This study summary is an excerpt from the book 2 Minute Medicine’s The Classics in Medicine: Summaries of the Landmark Trials
1. Among patients with acute pancreatitis, the presence and degree of pancreatic necrosis correlated with average hospital length of stay, complications, and mortality.
2. By combining existing an existing acute pancreatitis grading system with computed tomography (CT) evaluation of pancreatic necrosis, the authors generated a CT Severity Index that strongly correlated with patient outcomes.
Original Date of Publication: February 1990
Study Rundown: Acute pancreatitis is a common condition involving inflammation of the pancreas. Though most patients have a benign course without associated complications, some develop severe disease associated with high rates of morbidity and mortality. Numerous attempts have been made to estimate patient prognosis in acute pancreatitis, including attempts to correlate imaging findings with patient outcomes using CT. Due to limitations in early CT technology, however, pancreatitis grading scales suffered from poor sensitivity and specificity and were not widely used. In this trial, the study authors attempted to build on these prior works by using contrast-enhanced CT to evaluate the presence and degree of pancreatic necrosis as a prognostic indicator in acute pancreatitis. Using a prospective patient cohort at a single institution, the study authors demonstrated a strong, positive relationship between pancreatic necrosis and patient outcomes. Compared to those with a normal-appearing pancreas by CT, patients with necrosis had significantly longer hospital lengths of stay and higher rates of complications. All deaths in the study cohort were in patients with pancreatic necrosis. Combining this information with previously-described rating scales, the authors were then able to generate the CT Severity Index (CTIS), a numeric scale to predict the risk of complications and death. Applying this scale to the study cohort, morbidity and mortality strongly correlated with CTIS score. Primary limitations of this study included modest sample size and the associated low mortality rate. Subsequent work in pancreatitis imaging has expanded upon this landmark trial, the results of which remain in modern clinical practice as the modified CTIS.

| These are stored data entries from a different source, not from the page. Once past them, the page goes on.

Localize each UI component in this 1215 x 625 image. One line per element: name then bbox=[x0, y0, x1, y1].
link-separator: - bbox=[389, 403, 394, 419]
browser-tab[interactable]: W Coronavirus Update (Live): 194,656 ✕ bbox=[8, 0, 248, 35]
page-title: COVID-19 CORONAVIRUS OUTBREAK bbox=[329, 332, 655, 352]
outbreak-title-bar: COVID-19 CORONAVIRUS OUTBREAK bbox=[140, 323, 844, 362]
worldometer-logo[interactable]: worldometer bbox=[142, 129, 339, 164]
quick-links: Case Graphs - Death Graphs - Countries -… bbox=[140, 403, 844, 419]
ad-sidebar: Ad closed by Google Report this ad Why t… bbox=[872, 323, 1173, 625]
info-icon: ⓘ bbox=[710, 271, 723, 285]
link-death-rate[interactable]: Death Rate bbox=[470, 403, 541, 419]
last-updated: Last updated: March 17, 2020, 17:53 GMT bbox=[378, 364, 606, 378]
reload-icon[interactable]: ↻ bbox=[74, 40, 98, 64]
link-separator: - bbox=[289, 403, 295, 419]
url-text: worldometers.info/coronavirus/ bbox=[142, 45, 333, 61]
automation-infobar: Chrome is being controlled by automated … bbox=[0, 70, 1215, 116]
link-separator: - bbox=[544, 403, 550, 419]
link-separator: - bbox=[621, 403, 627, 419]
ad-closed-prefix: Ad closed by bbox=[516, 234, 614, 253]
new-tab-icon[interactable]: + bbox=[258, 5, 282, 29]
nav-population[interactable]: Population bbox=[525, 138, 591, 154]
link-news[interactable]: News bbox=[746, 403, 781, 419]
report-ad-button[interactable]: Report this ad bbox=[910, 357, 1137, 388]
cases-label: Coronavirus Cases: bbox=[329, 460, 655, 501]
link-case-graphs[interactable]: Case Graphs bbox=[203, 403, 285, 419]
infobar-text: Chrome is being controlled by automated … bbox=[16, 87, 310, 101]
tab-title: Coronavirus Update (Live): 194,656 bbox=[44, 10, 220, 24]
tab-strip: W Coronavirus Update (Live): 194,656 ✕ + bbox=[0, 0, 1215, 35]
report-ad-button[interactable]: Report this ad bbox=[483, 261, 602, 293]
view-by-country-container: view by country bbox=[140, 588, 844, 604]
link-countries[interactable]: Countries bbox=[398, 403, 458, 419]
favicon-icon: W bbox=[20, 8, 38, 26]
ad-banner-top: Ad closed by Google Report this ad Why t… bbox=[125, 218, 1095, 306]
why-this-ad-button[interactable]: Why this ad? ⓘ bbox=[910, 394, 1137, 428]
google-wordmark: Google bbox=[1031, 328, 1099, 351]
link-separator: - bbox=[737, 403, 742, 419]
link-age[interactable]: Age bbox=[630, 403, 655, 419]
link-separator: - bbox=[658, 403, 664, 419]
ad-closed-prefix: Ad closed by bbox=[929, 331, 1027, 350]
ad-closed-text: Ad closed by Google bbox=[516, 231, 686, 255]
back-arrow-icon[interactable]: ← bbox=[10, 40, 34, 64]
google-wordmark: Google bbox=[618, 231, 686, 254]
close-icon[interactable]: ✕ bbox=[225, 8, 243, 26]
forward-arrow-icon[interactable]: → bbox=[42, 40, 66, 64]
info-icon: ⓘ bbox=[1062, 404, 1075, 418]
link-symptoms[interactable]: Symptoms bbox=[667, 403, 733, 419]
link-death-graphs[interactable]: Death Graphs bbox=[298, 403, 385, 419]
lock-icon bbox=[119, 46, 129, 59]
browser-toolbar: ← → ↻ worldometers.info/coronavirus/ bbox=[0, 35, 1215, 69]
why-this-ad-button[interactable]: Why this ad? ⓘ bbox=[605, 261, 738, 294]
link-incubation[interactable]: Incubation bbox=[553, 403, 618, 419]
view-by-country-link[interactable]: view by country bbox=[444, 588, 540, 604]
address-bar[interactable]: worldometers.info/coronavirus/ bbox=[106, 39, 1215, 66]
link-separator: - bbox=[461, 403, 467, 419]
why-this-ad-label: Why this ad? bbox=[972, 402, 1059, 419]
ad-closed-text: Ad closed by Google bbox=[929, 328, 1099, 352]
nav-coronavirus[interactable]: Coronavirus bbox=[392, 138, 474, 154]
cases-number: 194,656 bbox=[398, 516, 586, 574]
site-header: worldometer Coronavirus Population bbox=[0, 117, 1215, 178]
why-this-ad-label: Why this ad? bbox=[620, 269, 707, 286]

Click to read the study in Radiology
In-Depth [randomized control trial]: Eighty-eight patients (mean age, 52 years) with signs and symptoms of acute pancreatitis were enrolled. All patients were initially managed with standard medical therapy, including nasogastric suction, analgesia, and intravenous fluids. Surgical intervention was pursued in patients with sepsis refractory to medical management. All patients underwent CT imaging of the abdomen with intravenous and oral contrast for evaluation of pancreatic necrosis at the time of admission, and a subset of patients received additional, subsequent CT imaging (mean number of CTs/patients, 2.9). Scans were interpreted blindly and assessed for two specific features: the patient’s five-point pancreatitis grade, based on previously published data; and the qualitative degree of decreased pancreatic parenchymal enhancement. This latter variable was taken to represent the presence of pancreatic necrosis, and was reported as one of four possible severities. Additional collected data included Ranson’s score, hospital length of stay, morbidity—defined as pancreatic abscess or pseudocyst formation—and mortality. At the end of the trial, 66 (75.0%) patients had uncomplicated courses and recovered with medical therapy alone, while 22 (25.0%) patients required surgical intervention. Five (5.7%) patients died. In total, pancreatic necrosis was detected in 18 (20.5%) patients. Average length of stay was 109 days among patients with > 50% necrosis, as compared to 25 days among those without evidence of necrosis at presentation. The average Ranson’s score (a marker of severity, maximum score 11) was 1.9 among those without necrosis and 5.5 among those with > 50% necrosis. Patients with CT evidence of necrosis had morbidity and mortality rates of 82% and 23%, respectively, as compared with respective rates of 6% and 0% among those without necrosis. The positive predictive value for abscess formation of 77% among patients with necrosis, and the negative predictive value of abscess formation among those without necrosis was 97%. By combining pancreatitis grade and CT extent of pancreatic necrosis, a CT Severity Index was created with a maximum score of 10 (highest severity). Among study patients with a CTSI 0-3, there was 3% mortality and 8% morbidity; among patients with CTSI 7-10, mortality and morbidity were 17% and 92%, respectively.
Balthazar EJ, Robinson DL, Megibow AJ, Ranson JH. Acute pancreatitis: value of CT in establishing prognosis. Radiology. 1990 Feb 1;174(2):331–6.